Ну почему, почему так получается, почему все так волнуются за Челси и всем так наплевать на меня? Она всего несколько месяцев в России, и уже нашла человека взрослого, умного, которому не наплевать на ее судьбу. А тот же Федор даже ни разу не позвонил мне после инцидента. Нет, он понимал, что я бы его никогда не простила, но элементарно набрать номер и узнать, как я все это пережила? Может быть, я депрессивно напилась и сверзилась с балкона, может быть, меня заперли в психушке и пичкают феназепамом, да мало ли что? Просто удалил мой номер из списка контактов, стер позорную страничку, и все. И Романович – да, мы вместе, да, он хорош в постели, да, я знаю его секреты, а он мои. Но это не настоящая близость, скорее иллюзия отношений. Мы оба как будто бы роли играем. И мама, это, пожалуй, самое обидное – мама! Она звонит через день и обеспокоенным голосом спрашивает о Челси – не переживает ли, не похудела ли, не простудилась ли? И ни разу не поинтересовалась: а мне-то как приходится?

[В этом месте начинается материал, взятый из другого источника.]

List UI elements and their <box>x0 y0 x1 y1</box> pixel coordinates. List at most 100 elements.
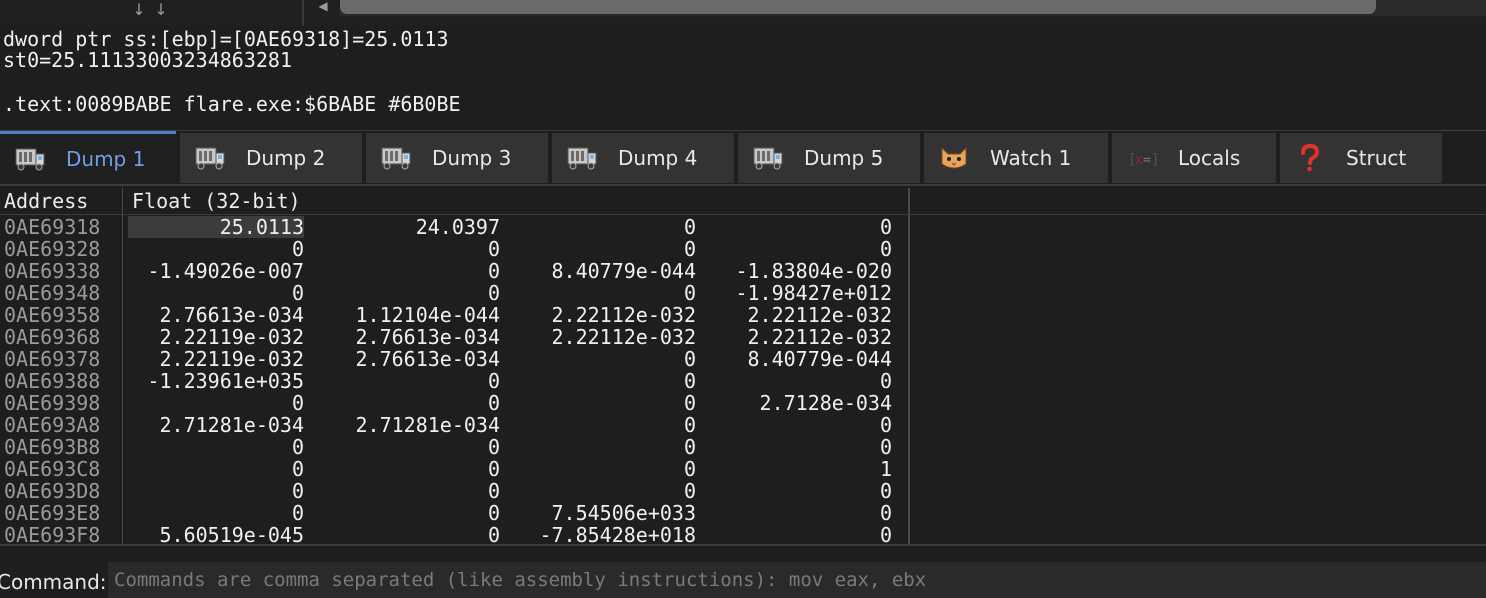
float-value-cell[interactable]: -7.85428e+018 <box>520 524 696 546</box>
float-value-cell[interactable]: 0 <box>520 282 696 304</box>
tab-dump-1[interactable]: Dump 1 <box>0 131 176 184</box>
row-address[interactable]: 0AE693C8 <box>4 458 100 480</box>
float-value-cell[interactable]: 2.22119e-032 <box>128 348 305 370</box>
float-value-cell[interactable]: 0 <box>520 348 696 370</box>
float-value-cell[interactable]: 0 <box>716 480 892 502</box>
float-value-cell[interactable]: 2.76613e-034 <box>324 326 501 348</box>
float-value-cell[interactable]: 0 <box>324 238 500 260</box>
float-value-cell[interactable]: 0 <box>520 370 696 392</box>
float-value-cell[interactable]: 0 <box>716 502 892 524</box>
float-value-cell[interactable]: 2.71281e-034 <box>324 414 501 436</box>
float-value-cell[interactable]: 0 <box>128 238 304 260</box>
row-address[interactable]: 0AE693B8 <box>4 436 100 458</box>
dump-view[interactable]: Address Float (32-bit) 0AE69318 25.0113 24… <box>0 188 1486 546</box>
float-value-cell[interactable]: 0 <box>128 480 304 502</box>
tab-dump-2[interactable]: Dump 2 <box>180 133 362 183</box>
row-address[interactable]: 0AE69388 <box>4 370 100 392</box>
float-value-cell[interactable]: 0 <box>520 458 696 480</box>
float-value-cell[interactable]: -1.83804e-020 <box>716 260 892 282</box>
dump-row[interactable]: 0AE693E8 0 0 7.54506e+033 0 <box>0 502 910 524</box>
float-value-cell[interactable]: 25.0113 <box>128 216 304 238</box>
float-value-cell[interactable]: 2.22112e-032 <box>716 304 893 326</box>
float-value-cell[interactable]: 0 <box>520 392 696 414</box>
row-address[interactable]: 0AE69328 <box>4 238 100 260</box>
row-address[interactable]: 0AE69318 <box>4 216 100 238</box>
dump-row[interactable]: 0AE693F8 5.60519e-045 0 -7.85428e+018 0 <box>0 524 910 546</box>
dump-row[interactable]: 0AE693A8 2.71281e-034 2.71281e-034 0 0 <box>0 414 910 436</box>
float-value-cell[interactable]: 0 <box>520 238 696 260</box>
float-value-cell[interactable]: 0 <box>324 480 500 502</box>
float-value-cell[interactable]: 0 <box>520 216 696 238</box>
dump-row[interactable]: 0AE69358 2.76613e-034 1.12104e-044 2.22112e… <box>0 304 910 326</box>
float-value-cell[interactable]: 0 <box>324 282 500 304</box>
float-value-cell[interactable]: 0 <box>128 502 304 524</box>
row-address[interactable]: 0AE693A8 <box>4 414 100 436</box>
dump-row[interactable]: 0AE69388 -1.23961e+035 0 0 0 <box>0 370 910 392</box>
dump-row[interactable]: 0AE69338 -1.49026e-007 0 8.40779e-044 -1.838… <box>0 260 910 282</box>
dump-row[interactable]: 0AE693C8 0 0 0 1 <box>0 458 910 480</box>
dump-row[interactable]: 0AE69318 25.0113 24.0397 0 0 <box>0 216 910 238</box>
float-value-cell[interactable]: 2.76613e-034 <box>324 348 501 370</box>
float-value-cell[interactable]: 0 <box>324 502 500 524</box>
tab-dump-3[interactable]: Dump 3 <box>366 133 548 183</box>
float-value-cell[interactable]: -1.49026e-007 <box>128 260 304 282</box>
row-address[interactable]: 0AE69338 <box>4 260 100 282</box>
dump-row[interactable]: 0AE69368 2.22119e-032 2.76613e-034 2.22112e… <box>0 326 910 348</box>
float-value-cell[interactable]: 0 <box>324 436 500 458</box>
float-value-cell[interactable]: -1.23961e+035 <box>128 370 304 392</box>
dump-row[interactable]: 0AE693B8 0 0 0 0 <box>0 436 910 458</box>
address-column-header[interactable]: Address <box>4 190 88 212</box>
float-value-cell[interactable]: 7.54506e+033 <box>520 502 697 524</box>
float-value-cell[interactable]: 0 <box>520 480 696 502</box>
tab-dump-4[interactable]: Dump 4 <box>552 133 734 183</box>
float-value-cell[interactable]: 2.76613e-034 <box>128 304 305 326</box>
row-address[interactable]: 0AE69368 <box>4 326 100 348</box>
float-value-cell[interactable]: 8.40779e-044 <box>716 348 893 370</box>
float-value-cell[interactable]: 0 <box>716 216 892 238</box>
row-address[interactable]: 0AE69348 <box>4 282 100 304</box>
scroll-left-arrow-icon[interactable]: ◀ <box>312 0 334 14</box>
float-value-cell[interactable]: 1.12104e-044 <box>324 304 501 326</box>
dump-row[interactable]: 0AE69328 0 0 0 0 <box>0 238 910 260</box>
tab-locals[interactable]: [x=] Locals <box>1112 133 1276 183</box>
float-value-cell[interactable]: 0 <box>716 370 892 392</box>
float-value-cell[interactable]: 0 <box>324 370 500 392</box>
row-address[interactable]: 0AE693E8 <box>4 502 100 524</box>
float-value-cell[interactable]: 24.0397 <box>324 216 500 238</box>
float-value-cell[interactable]: 2.22112e-032 <box>520 326 697 348</box>
tab-watch-1[interactable]: Watch 1 <box>924 133 1108 183</box>
float-value-cell[interactable]: 0 <box>324 458 500 480</box>
format-column-header[interactable]: Float (32-bit) <box>132 190 301 212</box>
float-value-cell[interactable]: 0 <box>716 238 892 260</box>
float-value-cell[interactable]: 0 <box>128 458 304 480</box>
tab-struct[interactable]: Struct <box>1280 133 1442 183</box>
row-address[interactable]: 0AE693D8 <box>4 480 100 502</box>
horizontal-scrollbar-thumb[interactable] <box>340 0 1376 14</box>
float-value-cell[interactable]: 0 <box>520 436 696 458</box>
float-value-cell[interactable]: 1 <box>716 458 892 480</box>
float-value-cell[interactable]: 0 <box>716 524 892 546</box>
dump-row[interactable]: 0AE69398 0 0 0 2.7128e-034 <box>0 392 910 414</box>
float-value-cell[interactable]: 0 <box>520 414 696 436</box>
row-address[interactable]: 0AE69358 <box>4 304 100 326</box>
float-value-cell[interactable]: 2.7128e-034 <box>716 392 892 414</box>
row-address[interactable]: 0AE69378 <box>4 348 100 370</box>
float-value-cell[interactable]: 2.22112e-032 <box>520 304 697 326</box>
command-input[interactable] <box>108 562 1486 598</box>
float-value-cell[interactable]: 0 <box>716 436 892 458</box>
dump-row[interactable]: 0AE693D8 0 0 0 0 <box>0 480 910 502</box>
dump-row[interactable]: 0AE69348 0 0 0 -1.98427e+012 <box>0 282 910 304</box>
float-value-cell[interactable]: 0 <box>324 524 500 546</box>
float-value-cell[interactable]: 2.22119e-032 <box>128 326 305 348</box>
float-value-cell[interactable]: 0 <box>128 436 304 458</box>
dump-row[interactable]: 0AE69378 2.22119e-032 2.76613e-034 0 8.40779… <box>0 348 910 370</box>
float-value-cell[interactable]: 2.71281e-034 <box>128 414 305 436</box>
row-address[interactable]: 0AE69398 <box>4 392 100 414</box>
row-address[interactable]: 0AE693F8 <box>4 524 100 546</box>
float-value-cell[interactable]: 0 <box>128 392 304 414</box>
float-value-cell[interactable]: 2.22112e-032 <box>716 326 893 348</box>
float-value-cell[interactable]: 0 <box>324 392 500 414</box>
float-value-cell[interactable]: 8.40779e-044 <box>520 260 697 282</box>
float-value-cell[interactable]: 0 <box>324 260 500 282</box>
float-value-cell[interactable]: 5.60519e-045 <box>128 524 305 546</box>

– Все, все, – прошептал он. – Ну вот видишь, какая ты молодчина!
– Я не идиотка, чтобы ты так со мной разговаривал. – Я отстранилась, нашла в сумке упаковку бумажных платков и шумно высморкалась. Это случилось со мною впервые – истерика в общественном месте. И было мне так гадко и стыдно, что хотелось немедленно уйти отсюда, сунуть голову в песок.